A sharp slowdown in China’s economy to a 2.3% growth rate in the next three years would have “significant knock-on effects” across emerging markets and corporate credit quality worldwide, according to Fitch Ratings.
Such a slowdown–to one-third of the 6.9% growth pace economists project for this year–also would disrupt global trade, hinder growth and potentially suppress borrowing costs for several years, Fitch analysts led by William Warlick wrote in a report, Bloomberg said.
“A greater-than-expected deceleration in Chinese economic activity would have far-reaching implications for global growth, corporate credit quality and monetary policy,” the researchers said. “Lower-for-longer in terms of growth, interest rates and commodity prices could be the defining mantra of this decade for the major advanced economies if a Chinese shock scenario materializes.”
Policymakers in Beijing have already cut interest rates six times to a record low and expanded fiscal stimulus in the world’s second-largest economy as it heads for the weakest expansion in a quarter century.
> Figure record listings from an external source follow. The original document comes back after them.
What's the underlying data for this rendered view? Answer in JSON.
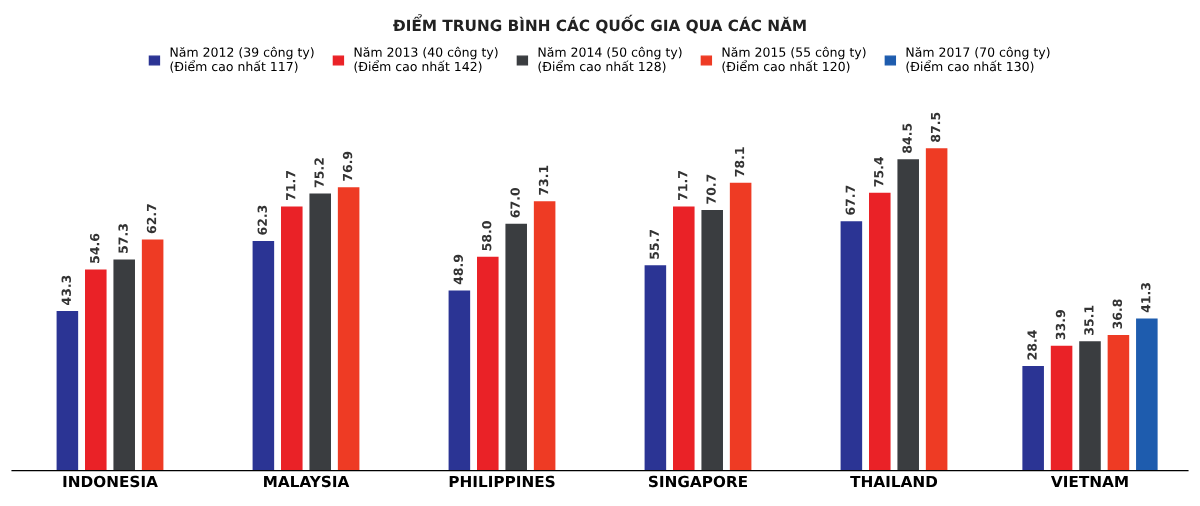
{
  "chart_data": {
    "type": "bar",
    "title": "ĐIỂM TRUNG BÌNH CÁC QUỐC GIA QUA CÁC NĂM",
    "categories": [
      "INDONESIA",
      "MALAYSIA",
      "PHILIPPINES",
      "SINGAPORE",
      "THAILAND",
      "VIETNAM"
    ],
    "series": [
      {
        "name": "Năm 2012 (39 công ty)\n(Điểm cao nhất 117)",
        "color": "#2b3494",
        "values": [
          43.3,
          62.3,
          48.9,
          55.7,
          67.7,
          28.4
        ],
        "value_labels": [
          "43.3",
          "62.3",
          "48.9",
          "55.7",
          "67.7",
          "28.4"
        ]
      },
      {
        "name": "Năm 2013 (40 công ty)\n(Điểm cao nhất 142)",
        "color": "#ea2227",
        "values": [
          54.6,
          71.7,
          58.0,
          71.7,
          75.4,
          33.9
        ],
        "value_labels": [
          "54.6",
          "71.7",
          "58.0",
          "71.7",
          "75.4",
          "33.9"
        ]
      },
      {
        "name": "Năm 2014 (50 công ty)\n(Điểm cao nhất 128)",
        "color": "#3a3d40",
        "values": [
          57.3,
          75.2,
          67.0,
          70.7,
          84.5,
          35.1
        ],
        "value_labels": [
          "57.3",
          "75.2",
          "67.0",
          "70.7",
          "84.5",
          "35.1"
        ]
      },
      {
        "name": "Năm 2015 (55 công ty)\n(Điểm cao nhất 120)",
        "color": "#ee3b24",
        "values": [
          62.7,
          76.9,
          73.1,
          78.1,
          87.5,
          36.8
        ],
        "value_labels": [
          "62.7",
          "76.9",
          "73.1",
          "78.1",
          "87.5",
          "36.8"
        ]
      },
      {
        "name": "Năm 2017 (70 công ty)\n(Điểm cao nhất 130)",
        "color": "#1e5cae",
        "values": [
          null,
          null,
          null,
          null,
          null,
          41.3
        ],
        "value_labels": [
          null,
          null,
          null,
          null,
          null,
          "41.3"
        ]
      }
    ],
    "legend": "top",
    "grid": false
  }
}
Full-year gross domestic product growth is expected to slow to 6.5% next year and 6.3% in 2017, according to economist estimates compiled by Bloomberg.
Fitch said its hypothetical scenario is designed to test credit connections between China and the rest of the world and doesn’t reflect its expectation for Chinese growth. Fitch’s so-called base case estimate calls for a 6% expansion in 2017, the report said.
Should such a sharp slowdown scenario play out, global GDP growth would decline to 1.8% in 2017, Fitch said, and “as a result, any rise in US and eurozone short-term interest rates would be postponed, and oil prices would remain under pressure.”